Mina e colegas encontraram resultados semelhantes para mortes por infecções não-mensais em crianças na Inglaterra, País de Gales, Estados Unidos e Dinamarca, antes e depois da introdução da vacina contra o sarampo. Quando o sarampo era galopante, as crianças eram mais propensas a morrer de outras infecções.

Quando os pesquisadores observaram vários anos após o sarampo, a conexão entre mortes por sarampo e não-sarampo ficou mais forte. “Cada pontinho nos dados de mortalidade pode ser explicado pelos dados de incidência de sarampo nos últimos 30 meses”, diz Mina. Não está claro como o sistema imunológico finalmente recupera suas memórias. Com novos métodos que podem medir essas memórias celulares, Mina e outros esperam entender esse processo de reconstrução.

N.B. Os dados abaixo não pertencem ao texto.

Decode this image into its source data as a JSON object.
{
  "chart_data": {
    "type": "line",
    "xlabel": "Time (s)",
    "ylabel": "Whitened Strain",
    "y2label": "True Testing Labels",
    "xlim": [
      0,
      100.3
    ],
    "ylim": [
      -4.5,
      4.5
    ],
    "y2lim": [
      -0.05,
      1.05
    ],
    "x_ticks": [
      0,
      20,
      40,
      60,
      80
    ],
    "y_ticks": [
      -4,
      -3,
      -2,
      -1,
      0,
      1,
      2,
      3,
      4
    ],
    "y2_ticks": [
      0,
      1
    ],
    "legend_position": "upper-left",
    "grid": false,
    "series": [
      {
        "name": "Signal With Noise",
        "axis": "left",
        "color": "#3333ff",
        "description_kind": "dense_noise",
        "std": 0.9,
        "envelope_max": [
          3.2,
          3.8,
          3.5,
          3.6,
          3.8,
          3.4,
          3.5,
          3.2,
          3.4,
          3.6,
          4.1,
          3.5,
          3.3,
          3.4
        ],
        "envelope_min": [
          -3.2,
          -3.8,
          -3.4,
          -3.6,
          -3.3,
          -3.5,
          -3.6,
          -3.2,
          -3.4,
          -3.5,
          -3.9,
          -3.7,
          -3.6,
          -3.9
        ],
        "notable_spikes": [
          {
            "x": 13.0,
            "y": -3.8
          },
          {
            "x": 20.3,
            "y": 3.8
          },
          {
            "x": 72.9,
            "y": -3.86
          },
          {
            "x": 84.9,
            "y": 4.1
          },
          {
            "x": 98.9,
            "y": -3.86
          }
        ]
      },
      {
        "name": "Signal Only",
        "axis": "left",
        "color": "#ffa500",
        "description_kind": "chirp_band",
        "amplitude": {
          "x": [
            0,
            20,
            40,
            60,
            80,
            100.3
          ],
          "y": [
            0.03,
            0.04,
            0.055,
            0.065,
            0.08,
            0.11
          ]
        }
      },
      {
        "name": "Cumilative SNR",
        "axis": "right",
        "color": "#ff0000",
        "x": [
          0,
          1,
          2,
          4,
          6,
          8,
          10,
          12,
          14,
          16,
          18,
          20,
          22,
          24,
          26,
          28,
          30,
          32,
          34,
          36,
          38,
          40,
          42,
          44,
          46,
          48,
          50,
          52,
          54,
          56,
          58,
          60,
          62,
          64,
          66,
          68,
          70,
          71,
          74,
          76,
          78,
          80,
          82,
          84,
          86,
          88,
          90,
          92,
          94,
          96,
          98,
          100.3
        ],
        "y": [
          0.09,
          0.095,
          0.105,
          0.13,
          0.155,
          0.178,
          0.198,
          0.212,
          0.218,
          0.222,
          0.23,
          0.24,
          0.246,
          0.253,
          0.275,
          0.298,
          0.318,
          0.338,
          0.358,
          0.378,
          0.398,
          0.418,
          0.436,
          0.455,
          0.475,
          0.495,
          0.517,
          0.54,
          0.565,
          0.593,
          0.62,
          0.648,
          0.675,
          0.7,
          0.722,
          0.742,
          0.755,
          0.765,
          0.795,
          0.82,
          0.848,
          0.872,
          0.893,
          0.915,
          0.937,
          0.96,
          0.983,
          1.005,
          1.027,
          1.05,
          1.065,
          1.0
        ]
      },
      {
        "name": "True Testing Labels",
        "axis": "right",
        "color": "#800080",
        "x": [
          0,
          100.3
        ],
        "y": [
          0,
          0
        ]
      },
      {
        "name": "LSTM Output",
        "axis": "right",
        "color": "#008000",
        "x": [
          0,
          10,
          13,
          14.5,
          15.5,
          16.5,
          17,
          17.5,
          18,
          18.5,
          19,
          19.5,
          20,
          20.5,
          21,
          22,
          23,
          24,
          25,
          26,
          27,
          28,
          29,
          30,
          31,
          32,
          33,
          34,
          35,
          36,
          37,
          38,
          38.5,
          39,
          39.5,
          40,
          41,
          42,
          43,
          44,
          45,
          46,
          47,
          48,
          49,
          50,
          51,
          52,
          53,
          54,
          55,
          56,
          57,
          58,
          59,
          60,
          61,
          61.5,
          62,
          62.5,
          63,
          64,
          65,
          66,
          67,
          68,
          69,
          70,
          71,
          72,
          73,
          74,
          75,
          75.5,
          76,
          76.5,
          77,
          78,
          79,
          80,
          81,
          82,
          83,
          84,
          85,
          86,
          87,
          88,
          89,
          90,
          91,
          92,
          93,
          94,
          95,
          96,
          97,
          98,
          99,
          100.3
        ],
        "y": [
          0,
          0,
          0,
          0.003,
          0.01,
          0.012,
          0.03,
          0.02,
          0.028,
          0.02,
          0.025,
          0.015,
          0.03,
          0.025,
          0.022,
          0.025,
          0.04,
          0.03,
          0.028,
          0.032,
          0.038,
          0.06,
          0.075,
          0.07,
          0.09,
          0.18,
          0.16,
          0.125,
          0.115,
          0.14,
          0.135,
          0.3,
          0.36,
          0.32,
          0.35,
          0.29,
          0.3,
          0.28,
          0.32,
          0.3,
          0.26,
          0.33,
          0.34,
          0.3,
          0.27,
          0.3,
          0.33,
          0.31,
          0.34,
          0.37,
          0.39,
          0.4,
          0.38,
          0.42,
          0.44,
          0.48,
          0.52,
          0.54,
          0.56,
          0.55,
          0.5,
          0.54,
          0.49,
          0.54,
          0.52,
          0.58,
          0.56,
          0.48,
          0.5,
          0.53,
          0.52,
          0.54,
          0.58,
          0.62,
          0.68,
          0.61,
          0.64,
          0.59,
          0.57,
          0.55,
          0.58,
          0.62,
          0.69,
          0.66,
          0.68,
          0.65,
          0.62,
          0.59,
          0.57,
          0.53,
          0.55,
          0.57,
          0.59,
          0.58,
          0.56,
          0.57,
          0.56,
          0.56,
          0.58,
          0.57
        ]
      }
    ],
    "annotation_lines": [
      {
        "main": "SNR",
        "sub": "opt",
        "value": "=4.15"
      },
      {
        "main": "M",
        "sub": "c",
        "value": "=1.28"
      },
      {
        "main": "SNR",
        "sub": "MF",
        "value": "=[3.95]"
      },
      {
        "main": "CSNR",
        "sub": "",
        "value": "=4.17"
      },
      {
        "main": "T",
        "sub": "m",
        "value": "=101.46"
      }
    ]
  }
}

A maioria das crianças supera o sarampo sem intercorrências. “O sistema imunológico é incrivelmente resistente”, diz Swart. Ainda assim, o sarampo não é uma doença infantil inocente. Para algumas pessoas, as consequências podem ser graves. Mas existe uma vacina para isso. “No final do dia, sabemos como prevenir essa doença potencialmente letal”, diz Mina. “É tão simples.”